La brecha económica entre el Norte y el Sur se ha vuelto tan amplia, que genera un flujo estable de emigrantes. Es uno de los signos distintivos de nuestra época.
Los Estados Unidos constituyen lo que el sociólogo y antropólogo brasileño Darcy Ribeiro calificara una vez como un pueblo nuevo, forjado por sucesivas oleadas migratorias que han dejado su huella en el complejísimo tejido social que los caracteriza. Las actitudes hacia los emigrantes han solido estar aquí atravesadas, históricamente, por sentimientos entre dos polos: la aceptación o el rechazo.
En el siglo XIX este último recayó sobre los emigrantes de Europa del Sur y del Este, como estableciendo un continuum muy difícil de borrar que después se reciclaría sobre personas de otras procedencias.
Y las épocas de crisis económica son las peores: los emigrantes adquieren, en ese contexto, un alto grado de visibilidad social a partir de la idea de que constituyen una amenaza para la estabilidad de los ciudadanos, a quienes les estarían arrebatando sus puestos de trabajo.
Esta formulación, sin embargo, no se corresponde con la evidencia. Como se sabe, normalmente los emigrantes suelen desempeñar las labores peor remuneradas –desde recoger naranjas y lechugas hasta trabajar en factorías, Mc Donald´s o limpiar casas, actividades que muchos estadounidenses, con ese poderoso ideal de clase media que los caracteriza, no están muy dispuestos a realizar.
Aquí radica, sin dudas, una de las mayores paradojas. Una economía postindustrial y de servicios altamente sofisticada, necesitada también de importar fuerza de trabajo no calificada, a pesar de las construcciones ideológicas que colocan a los emigrantes no solo como una amenaza laboral, sino también como invasores de la identidad cultural.
En el caso de los latinos/hispanos, manejan su “tonalidad carmelita” y el desafío que representan, supuestamente, para “el credo americano”, entendido como conjunto de valores históricos y de cohesión social.

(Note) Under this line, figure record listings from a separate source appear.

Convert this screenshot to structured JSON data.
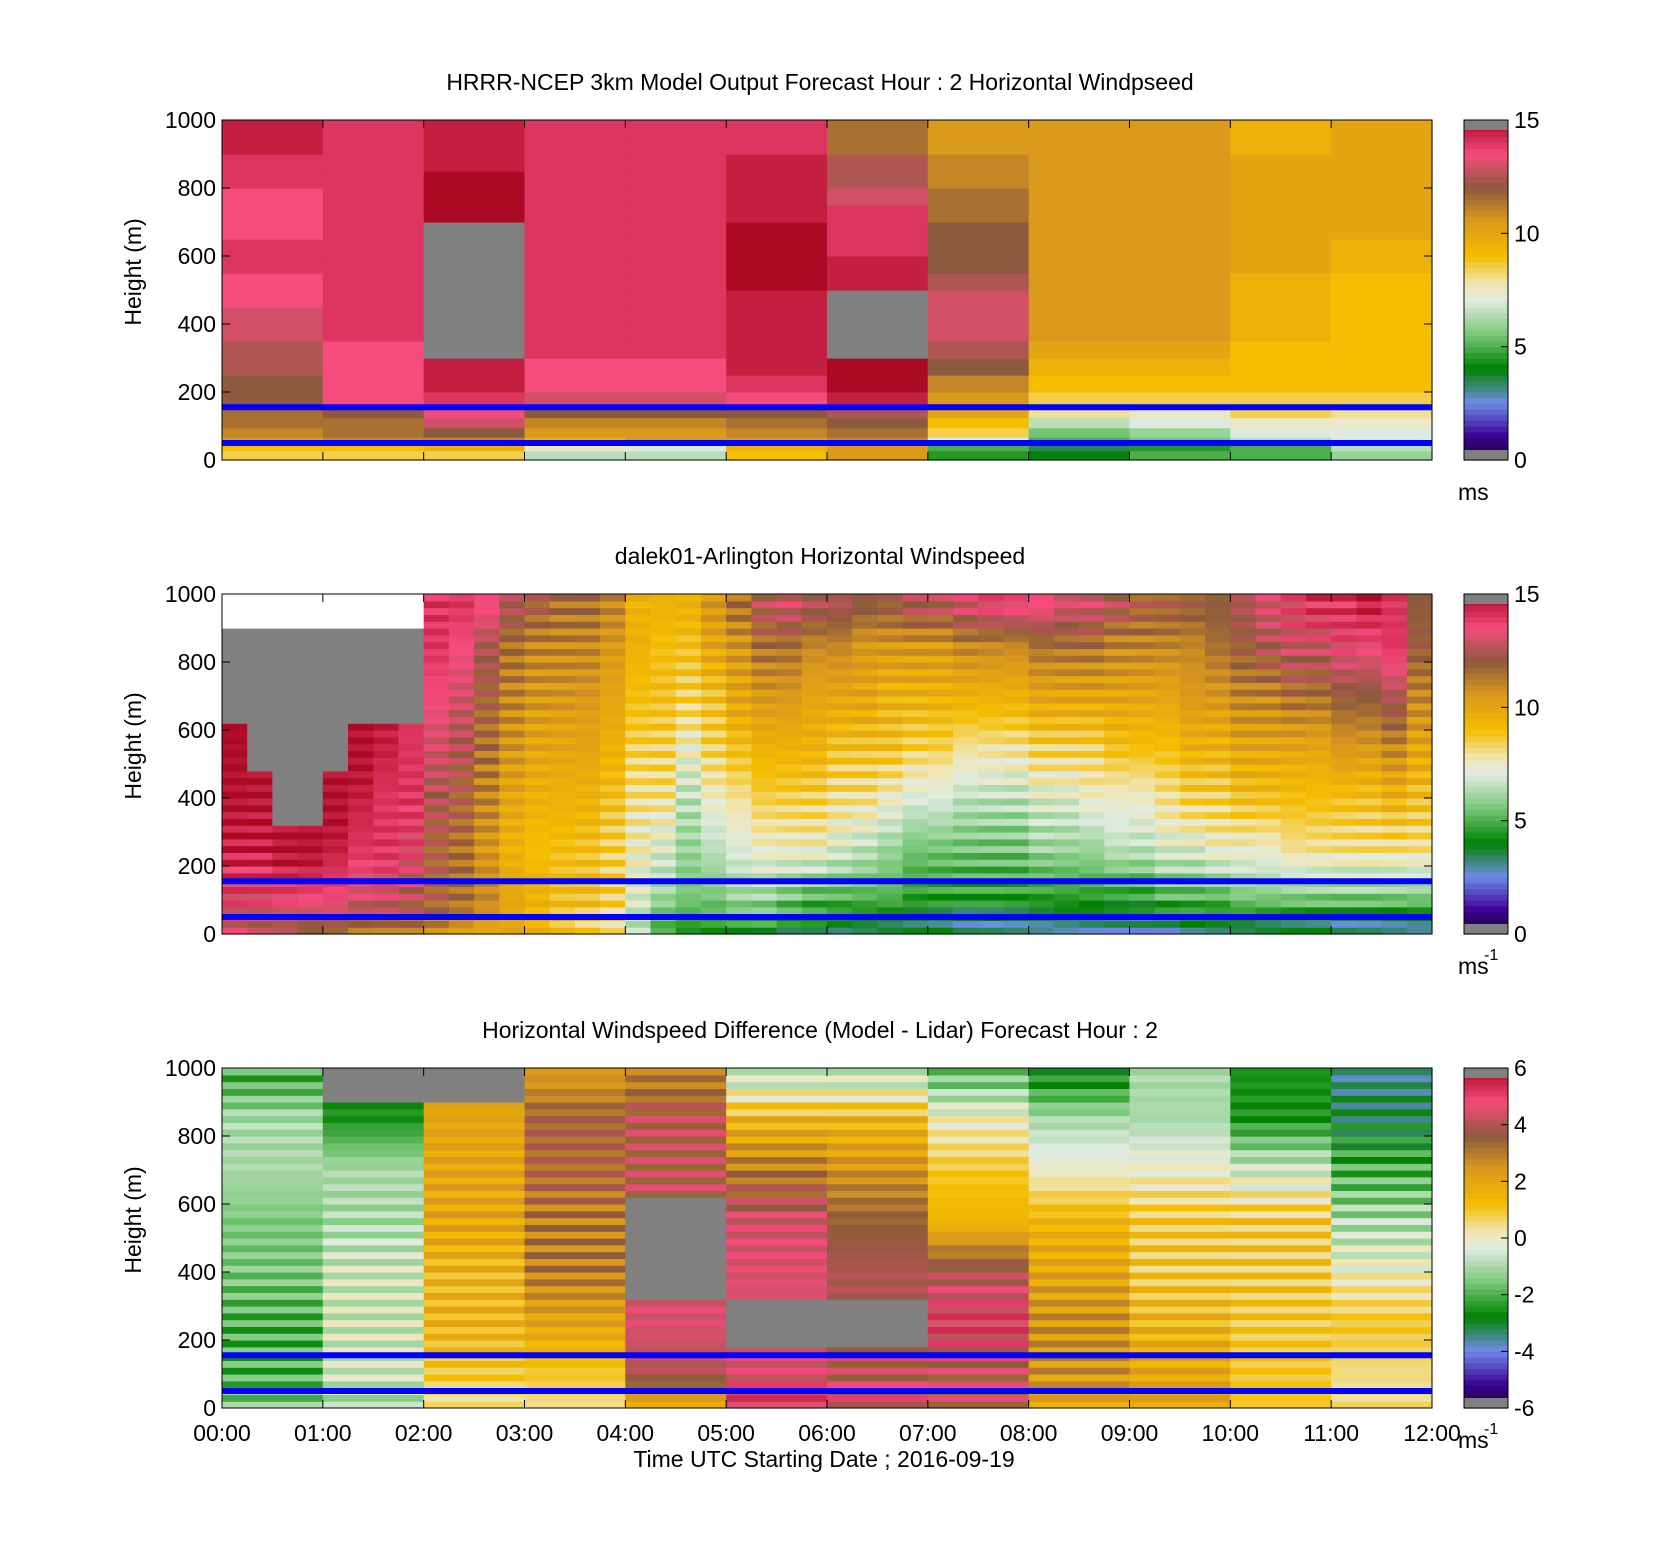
{
  "figure": {
    "xtick_labels": [
      "00:00",
      "01:00",
      "02:00",
      "03:00",
      "04:00",
      "05:00",
      "06:00",
      "07:00",
      "08:00",
      "09:00",
      "10:00",
      "11:00",
      "12:00"
    ],
    "xlabel": "Time UTC  Starting Date ; 2016-09-19"
  },
  "chart_data": [
    {
      "type": "heatmap",
      "title": "HRRR-NCEP 3km Model Output   Forecast Hour : 2 Horizontal Windpseed",
      "ylabel": "Height (m)",
      "xlim": [
        0,
        12
      ],
      "ylim": [
        0,
        1000
      ],
      "ytick_labels": [
        "0",
        "200",
        "400",
        "600",
        "800",
        "1000"
      ],
      "colorbar": {
        "min": 0,
        "max": 15,
        "tick_labels": [
          "0",
          "5",
          "10",
          "15"
        ],
        "unit_label": "ms",
        "unit_sup": ""
      },
      "reference_lines_m": [
        50,
        155
      ],
      "missing_color": "#808080",
      "time_hours": [
        0,
        1,
        2,
        3,
        4,
        5,
        6,
        7,
        8,
        9,
        10,
        11
      ],
      "heights_m": [
        20,
        35,
        55,
        80,
        110,
        140,
        175,
        225,
        275,
        325,
        375,
        425,
        475,
        525,
        575,
        625,
        675,
        725,
        775,
        825,
        875,
        925,
        975
      ],
      "values": [
        [
          8.5,
          8.5,
          8.5,
          6.5,
          6.5,
          9.0,
          10.5,
          4.5,
          4.0,
          5.0,
          5.0,
          6.0
        ],
        [
          9.0,
          9.0,
          9.5,
          7.5,
          7.0,
          9.5,
          10.5,
          5.0,
          3.5,
          4.5,
          5.0,
          6.5
        ],
        [
          10.5,
          11.0,
          11.0,
          9.5,
          10.5,
          10.5,
          11.0,
          7.0,
          5.0,
          5.5,
          6.5,
          7.0
        ],
        [
          11.0,
          11.5,
          12.0,
          10.5,
          10.5,
          11.0,
          11.5,
          8.5,
          5.5,
          6.0,
          7.0,
          7.0
        ],
        [
          11.5,
          11.5,
          13.0,
          11.0,
          11.0,
          11.5,
          12.0,
          9.0,
          6.5,
          7.0,
          7.5,
          7.5
        ],
        [
          11.5,
          12.0,
          13.5,
          12.0,
          12.0,
          12.0,
          12.5,
          10.0,
          8.0,
          7.5,
          8.5,
          8.0
        ],
        [
          12.0,
          13.5,
          14.0,
          13.0,
          13.0,
          13.5,
          14.5,
          10.5,
          8.5,
          8.5,
          8.5,
          8.5
        ],
        [
          12.0,
          13.5,
          14.5,
          13.5,
          13.5,
          14.0,
          15.0,
          11.0,
          9.0,
          9.0,
          9.0,
          9.0
        ],
        [
          12.5,
          13.5,
          14.5,
          13.5,
          13.5,
          14.5,
          15.0,
          12.0,
          9.5,
          9.5,
          9.0,
          9.0
        ],
        [
          12.5,
          13.5,
          null,
          14.0,
          14.0,
          14.5,
          null,
          12.5,
          10.0,
          10.0,
          9.0,
          9.0
        ],
        [
          13.0,
          14.0,
          null,
          14.0,
          14.0,
          14.5,
          null,
          13.0,
          10.5,
          10.5,
          9.5,
          9.0
        ],
        [
          13.0,
          14.0,
          null,
          14.0,
          14.0,
          14.5,
          null,
          13.0,
          10.5,
          10.5,
          9.5,
          9.0
        ],
        [
          13.5,
          14.0,
          null,
          14.0,
          14.0,
          14.5,
          null,
          13.0,
          10.5,
          10.5,
          9.5,
          9.0
        ],
        [
          13.5,
          14.0,
          null,
          14.0,
          14.0,
          15.0,
          14.5,
          12.5,
          10.5,
          10.5,
          9.5,
          9.0
        ],
        [
          14.0,
          14.0,
          null,
          14.0,
          14.0,
          15.0,
          14.5,
          12.0,
          10.5,
          10.5,
          10.0,
          9.5
        ],
        [
          14.0,
          14.0,
          null,
          14.0,
          14.0,
          15.0,
          14.0,
          12.0,
          10.5,
          10.5,
          10.0,
          9.5
        ],
        [
          13.5,
          14.0,
          null,
          14.0,
          14.0,
          15.0,
          14.0,
          12.0,
          10.5,
          10.5,
          10.0,
          10.0
        ],
        [
          13.5,
          14.0,
          15.5,
          14.0,
          14.0,
          14.5,
          14.0,
          11.5,
          10.5,
          10.5,
          10.0,
          10.0
        ],
        [
          13.5,
          14.0,
          15.5,
          14.0,
          14.0,
          14.5,
          13.0,
          11.5,
          10.5,
          10.5,
          10.0,
          10.0
        ],
        [
          14.0,
          14.0,
          15.0,
          14.0,
          14.0,
          14.5,
          12.5,
          11.0,
          10.5,
          10.5,
          10.0,
          10.0
        ],
        [
          14.0,
          14.0,
          14.5,
          14.0,
          14.0,
          14.5,
          12.5,
          11.0,
          10.5,
          10.5,
          10.0,
          10.0
        ],
        [
          14.5,
          14.0,
          14.5,
          14.0,
          14.0,
          14.0,
          11.5,
          10.5,
          10.5,
          10.5,
          9.5,
          10.0
        ],
        [
          14.5,
          14.0,
          14.5,
          14.0,
          14.0,
          14.0,
          11.5,
          10.5,
          10.5,
          10.5,
          9.5,
          10.0
        ]
      ]
    },
    {
      "type": "heatmap",
      "title": "dalek01-Arlington  Horizontal Windspeed",
      "ylabel": "Height (m)",
      "xlim": [
        0,
        12
      ],
      "ylim": [
        0,
        1000
      ],
      "ytick_labels": [
        "0",
        "200",
        "400",
        "600",
        "800",
        "1000"
      ],
      "colorbar": {
        "min": 0,
        "max": 15,
        "tick_labels": [
          "0",
          "5",
          "10",
          "15"
        ],
        "unit_label": "ms",
        "unit_sup": "-1"
      },
      "reference_lines_m": [
        50,
        155
      ],
      "missing_color": "#808080",
      "time_hours": [
        0,
        0.25,
        0.5,
        0.75,
        1,
        1.25,
        1.5,
        1.75,
        2,
        2.25,
        2.5,
        2.75,
        3,
        3.25,
        3.5,
        3.75,
        4,
        4.25,
        4.5,
        4.75,
        5,
        5.25,
        5.5,
        5.75,
        6,
        6.25,
        6.5,
        6.75,
        7,
        7.25,
        7.5,
        7.75,
        8,
        8.25,
        8.5,
        8.75,
        9,
        9.25,
        9.5,
        9.75,
        10,
        10.25,
        10.5,
        10.75,
        11,
        11.25,
        11.5,
        11.75
      ],
      "profile_heights_m": [
        25,
        100,
        250,
        400,
        550,
        700,
        850,
        960
      ],
      "profile_values": [
        [
          13,
          13.5,
          14.5,
          15,
          15,
          null,
          null,
          null
        ],
        [
          12.5,
          13.5,
          14.5,
          15,
          null,
          null,
          null,
          null
        ],
        [
          12.5,
          13.5,
          15,
          null,
          null,
          null,
          null,
          null
        ],
        [
          12,
          13.5,
          15,
          null,
          null,
          null,
          null,
          null
        ],
        [
          12,
          13.5,
          14.5,
          15,
          null,
          null,
          null,
          null
        ],
        [
          11.5,
          13,
          14,
          14.5,
          15,
          null,
          null,
          null
        ],
        [
          11.5,
          13,
          14,
          14,
          14.5,
          null,
          null,
          null
        ],
        [
          11.5,
          12.5,
          13.5,
          14,
          14,
          null,
          null,
          null
        ],
        [
          11,
          12,
          12,
          12.5,
          13,
          13.5,
          14,
          14
        ],
        [
          10.5,
          11.5,
          11.5,
          12,
          12.5,
          13,
          13.5,
          14
        ],
        [
          10,
          11,
          10.5,
          11,
          11.5,
          12,
          12.5,
          13.5
        ],
        [
          10,
          10,
          9.5,
          10,
          10.5,
          11,
          11.5,
          12.5
        ],
        [
          9.5,
          9.5,
          9,
          9.5,
          10,
          10.5,
          11,
          12
        ],
        [
          9,
          9,
          9,
          9.5,
          10,
          10.5,
          11,
          11.5
        ],
        [
          8.5,
          9,
          9,
          9.5,
          10,
          10.5,
          11,
          11.5
        ],
        [
          8,
          8.5,
          8.5,
          9,
          9.5,
          10,
          10.5,
          11
        ],
        [
          6.5,
          7,
          7.5,
          8,
          8.5,
          9,
          9.5,
          9.5
        ],
        [
          5,
          6,
          7,
          8,
          8.5,
          9,
          9,
          9.5
        ],
        [
          4.5,
          5.5,
          6,
          6.5,
          7.5,
          8.5,
          9,
          9.5
        ],
        [
          4.5,
          5.5,
          6.5,
          7.5,
          8.5,
          9,
          10,
          10.5
        ],
        [
          4.5,
          6,
          7,
          8,
          9,
          10,
          10.5,
          11.5
        ],
        [
          4.5,
          6,
          7.5,
          8.5,
          9.5,
          10.5,
          11.5,
          12.5
        ],
        [
          4,
          5.5,
          7.5,
          8.5,
          9.5,
          10.5,
          11.5,
          13
        ],
        [
          4,
          5,
          7.5,
          8.5,
          9.5,
          10,
          11,
          12.5
        ],
        [
          3.5,
          5,
          7,
          8,
          9,
          10,
          11,
          12.5
        ],
        [
          3.5,
          5,
          6.5,
          8,
          9,
          10,
          10.5,
          12
        ],
        [
          3.5,
          5,
          6,
          7.5,
          9,
          9.5,
          10.5,
          12
        ],
        [
          3.5,
          4.5,
          5.5,
          7,
          8.5,
          9.5,
          10.5,
          12.5
        ],
        [
          3.5,
          4.5,
          5.5,
          7,
          8.5,
          9.5,
          10.5,
          12.5
        ],
        [
          3,
          4.5,
          5.5,
          6.5,
          8,
          9.5,
          11,
          13
        ],
        [
          3,
          4.5,
          5.5,
          6.5,
          8,
          9.5,
          11,
          13.5
        ],
        [
          3,
          4.5,
          5.5,
          6.5,
          8,
          9.5,
          11,
          13.5
        ],
        [
          3,
          4.5,
          6,
          7,
          8.5,
          10,
          11.5,
          13.5
        ],
        [
          3,
          4.5,
          6,
          7,
          8.5,
          10,
          11.5,
          13
        ],
        [
          3,
          4.5,
          6,
          7.5,
          8.5,
          10,
          11.5,
          13
        ],
        [
          3,
          4.5,
          6.5,
          7.5,
          9,
          10,
          11,
          12.5
        ],
        [
          3,
          4.5,
          6.5,
          7.5,
          9,
          10,
          11,
          12
        ],
        [
          3,
          5,
          7,
          8,
          9,
          10,
          11,
          12
        ],
        [
          3.5,
          5,
          7,
          8.5,
          9.5,
          10.5,
          11,
          12
        ],
        [
          3.5,
          5,
          7.5,
          8.5,
          9.5,
          10.5,
          11.5,
          12
        ],
        [
          3.5,
          5.5,
          7.5,
          9,
          10,
          11,
          12,
          12.5
        ],
        [
          3.5,
          5.5,
          7.5,
          9,
          10,
          11,
          12.5,
          13
        ],
        [
          3.5,
          5.5,
          8,
          9,
          10,
          11.5,
          13,
          13.5
        ],
        [
          3.5,
          5.5,
          8,
          9,
          10,
          11.5,
          13,
          14
        ],
        [
          3,
          5.5,
          8,
          9,
          10.5,
          12,
          13.5,
          14
        ],
        [
          3,
          5.5,
          8,
          9,
          10.5,
          12,
          13.5,
          14.5
        ],
        [
          3,
          5.5,
          8,
          9.5,
          11,
          12.5,
          14,
          14
        ],
        [
          3,
          5.5,
          8,
          9,
          10,
          11,
          12,
          12
        ]
      ]
    },
    {
      "type": "heatmap",
      "title": "Horizontal Windspeed Difference (Model - Lidar) Forecast Hour : 2",
      "ylabel": "Height (m)",
      "xlim": [
        0,
        12
      ],
      "ylim": [
        0,
        1000
      ],
      "ytick_labels": [
        "0",
        "200",
        "400",
        "600",
        "800",
        "1000"
      ],
      "colorbar": {
        "min": -6,
        "max": 6,
        "tick_labels": [
          "-6",
          "-4",
          "-2",
          "0",
          "2",
          "4",
          "6"
        ],
        "unit_label": "ms",
        "unit_sup": "-1"
      },
      "reference_lines_m": [
        50,
        155
      ],
      "missing_color": "#808080",
      "time_hours": [
        0,
        1,
        2,
        3,
        4,
        5,
        6,
        7,
        8,
        9,
        10,
        11
      ],
      "profile_heights_m": [
        25,
        100,
        250,
        400,
        550,
        700,
        850,
        960
      ],
      "profile_values": [
        [
          -1.5,
          -2,
          -2,
          -1.5,
          -1.5,
          -1,
          -1,
          -2
        ],
        [
          -1,
          -0.5,
          -0.5,
          -0.5,
          -1,
          -1,
          -2.5,
          null
        ],
        [
          0.5,
          1,
          1.5,
          1.5,
          2,
          2,
          2,
          null
        ],
        [
          0.5,
          1,
          2,
          3,
          3,
          3.5,
          3.5,
          2.5
        ],
        [
          2,
          4,
          4.5,
          null,
          null,
          4,
          4,
          3
        ],
        [
          5,
          4.5,
          null,
          4.5,
          4.5,
          3,
          1.5,
          -0.5
        ],
        [
          4.5,
          4,
          null,
          4,
          3.5,
          2.5,
          1.5,
          -0.5
        ],
        [
          4,
          4,
          5,
          4,
          1.5,
          1,
          0,
          -1.5
        ],
        [
          2,
          2.5,
          2.5,
          2,
          1.5,
          0,
          -1,
          -2.5
        ],
        [
          2,
          2,
          1.5,
          1,
          1,
          0,
          -1,
          -1
        ],
        [
          1,
          1,
          1,
          1,
          1,
          -0.5,
          -2.5,
          -2.5
        ],
        [
          0.5,
          0.5,
          1,
          0,
          -1,
          -2,
          -3,
          -3.5
        ]
      ]
    }
  ]
}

Este es el caldo de cultivo para el creciente número de crímenes de odio que vienen ocurriendo contra los latinos/hispanos (aunque no solo), al margen de su estatus migratorio.
Esos actos se originan en la ideología nativista característica de la cultura estadounidense desde el siglo XIX: América fue fundada por los blancos y pertenece a los descendientes del Mayflower, formulación tan excluyente como racista. Se trata de uno de los apoyos de los grupos supremacistas blancos; esa “América profunda” a la que una historiadora denomina “la barriga de la vaca”.
Cuando desde el ejecutivo se vienen sosteniendo cosas tales como que los mexicanos son criminales, asesinos, violadores, bad hombres… es de esperar que el odio crezca.
El FBI ha documentado un aumento de los delitos de contra varias comunidades. Su último informe señala que en 2018 los ataques a miembros de la comunidad latina/hispana alcanzaron un punto máximo en 16 años. De hecho, los crímenes de odio aumentaron en casi un 14% de 2017 a 2018, pero la cifra no cubre todo el problema porque solo una fracción de los departamentos de policía del país enviaron sus datos al FBI.
Varias organizaciones pro-emigrantes y de derechos civiles consideran el historial de juicios negativos del actual presidente Trump contra los latinos/hispanos como el carburante que ha venido alimentando el incendio en la pradera.
Heid Beirich, ejecutiva del Southern Powerty Law Center, organización de Alabama que estudia y lleva a cabo acciones legales contra supremacistas blancos y otros grupos de odio, ha dicho con razón que debido a “la retórica incendiaria del presidente Trump sobre los inmigrantes, no resulta sorprendente que el FBI informe ese aumento en los crímenes de odio contra los latinos”.
Pero esos casos no son solo estadísticas sino tienen nombres y apellidos.
Mahud Villalaz es un estadounidense de origen peruano que vive en Milwaukee, Wisconsin, hace casi veinte años. El viernes 1 de noviembre un hombre anglo le tiró ácido de batería en la cara en el parqueo de un restaurante de comida mexicana, dejándolo con quemaduras de segundo grado y pérdida temporal de la visión en uno de sus ojos. El atacante, Clifton Blackwell, de 61 años, le gritó: “¿Por qué viniste aquí e invadiste mi país? ¿Por qué viniste aquí ilegalmente?”
Por situaciones de este tipo, Janet Murguía, presidenta y directora ejecutiva de UnidosUS, dijo: “Nos entristece, pero no nos sorprende que haya aumentado el número de crímenes violentos de odio contra los hispanos. El presidente Trump con frecuencia se refiere a los latinos de la manera más odiosa e intolerante. Las palabras son importantes”.
Por supuesto que lo son. Y, como decía Zoroastro, por lo visto no caen en el vacío.